Marcel Winatschek

Status and the Velvet Rope

The summer before, D E N A turned up on dance floors from New York to Tokyo with Cash, Diamond Rings, Swimming Pools—a track so light and propulsive it felt like it had always existed, just waiting to be found. The Bulgarian-born producer and performer had landed in Berlin not long before that, slotting herself into the city’s club ecosystem with the ease of someone who had been rehearsing for exactly that room her whole life. The follow-up goes somewhere more interesting.

Guest List is built on a rhythm borrowed from Balkan music—she’s upfront about that—and the subject is the guest list itself, read as a status symbol.
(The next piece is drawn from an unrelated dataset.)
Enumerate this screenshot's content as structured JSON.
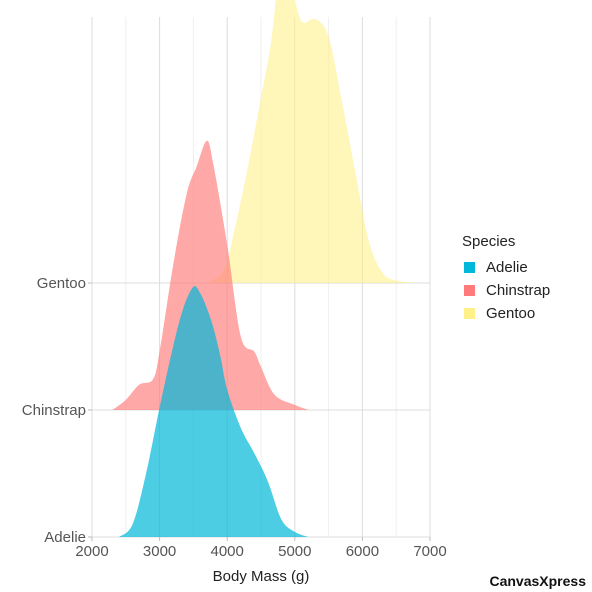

The song is about being on the list as a privilege, she explained. Who gets in, who doesn’t. That line at the door that divides people—and what it says about all of them. She shot the video back in Bulgaria, at one of the country’s elaborate school-leaver balls. Events she describes as the Oscars of adolescence—one night to be lords and ladies before real life reasserts itself. The contrast between the theatrical glamour these kids pour into a single evening and the economic reality surrounding it is the whole point. Dressed-up bodies against a stripped-back country. The wish to matter, performed in a ballroom for one night only.
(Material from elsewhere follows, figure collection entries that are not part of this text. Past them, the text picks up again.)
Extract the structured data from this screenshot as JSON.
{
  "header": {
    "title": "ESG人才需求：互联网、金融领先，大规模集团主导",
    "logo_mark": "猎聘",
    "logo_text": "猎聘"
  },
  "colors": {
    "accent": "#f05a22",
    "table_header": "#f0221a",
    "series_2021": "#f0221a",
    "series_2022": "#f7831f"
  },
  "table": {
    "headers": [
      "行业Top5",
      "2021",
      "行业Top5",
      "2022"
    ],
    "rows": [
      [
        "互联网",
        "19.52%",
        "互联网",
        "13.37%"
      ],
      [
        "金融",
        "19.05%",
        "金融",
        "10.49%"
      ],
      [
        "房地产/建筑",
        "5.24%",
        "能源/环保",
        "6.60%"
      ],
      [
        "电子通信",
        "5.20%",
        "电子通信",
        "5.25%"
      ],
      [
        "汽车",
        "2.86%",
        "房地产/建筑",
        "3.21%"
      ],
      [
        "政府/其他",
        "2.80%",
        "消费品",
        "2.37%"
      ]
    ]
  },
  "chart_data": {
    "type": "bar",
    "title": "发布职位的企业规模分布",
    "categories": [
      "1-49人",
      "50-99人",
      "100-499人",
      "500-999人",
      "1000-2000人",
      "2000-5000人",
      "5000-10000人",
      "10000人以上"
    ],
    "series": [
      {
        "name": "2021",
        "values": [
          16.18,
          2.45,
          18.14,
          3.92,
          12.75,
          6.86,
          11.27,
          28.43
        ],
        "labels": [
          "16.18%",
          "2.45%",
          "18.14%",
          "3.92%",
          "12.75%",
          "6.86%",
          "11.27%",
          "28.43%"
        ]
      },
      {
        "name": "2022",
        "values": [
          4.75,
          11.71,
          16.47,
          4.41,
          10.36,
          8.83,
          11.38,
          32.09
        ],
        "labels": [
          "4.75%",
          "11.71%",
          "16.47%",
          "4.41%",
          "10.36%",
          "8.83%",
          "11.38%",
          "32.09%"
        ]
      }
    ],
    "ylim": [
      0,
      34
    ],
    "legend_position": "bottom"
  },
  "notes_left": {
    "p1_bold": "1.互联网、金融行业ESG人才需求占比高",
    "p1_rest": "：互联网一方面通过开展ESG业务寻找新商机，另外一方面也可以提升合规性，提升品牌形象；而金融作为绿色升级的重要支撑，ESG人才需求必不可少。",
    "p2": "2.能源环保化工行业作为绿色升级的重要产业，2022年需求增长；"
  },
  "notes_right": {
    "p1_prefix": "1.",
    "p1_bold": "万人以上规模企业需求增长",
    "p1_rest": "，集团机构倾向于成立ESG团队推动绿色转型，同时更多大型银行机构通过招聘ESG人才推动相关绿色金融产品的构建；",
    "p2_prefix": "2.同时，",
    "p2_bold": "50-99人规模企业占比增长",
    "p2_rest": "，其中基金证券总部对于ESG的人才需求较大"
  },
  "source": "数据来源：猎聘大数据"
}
It’s a sharper lens than most pop songs point at this stuff. The guest list exists everywhere—Berlin has its own version, the party invitations that double as social proof, the brand events where being seen is the whole transaction. But D E N A finds the rawest version of it at home, among teenagers who understand instinctively that the door is the metaphor and they’re standing on the wrong side of it.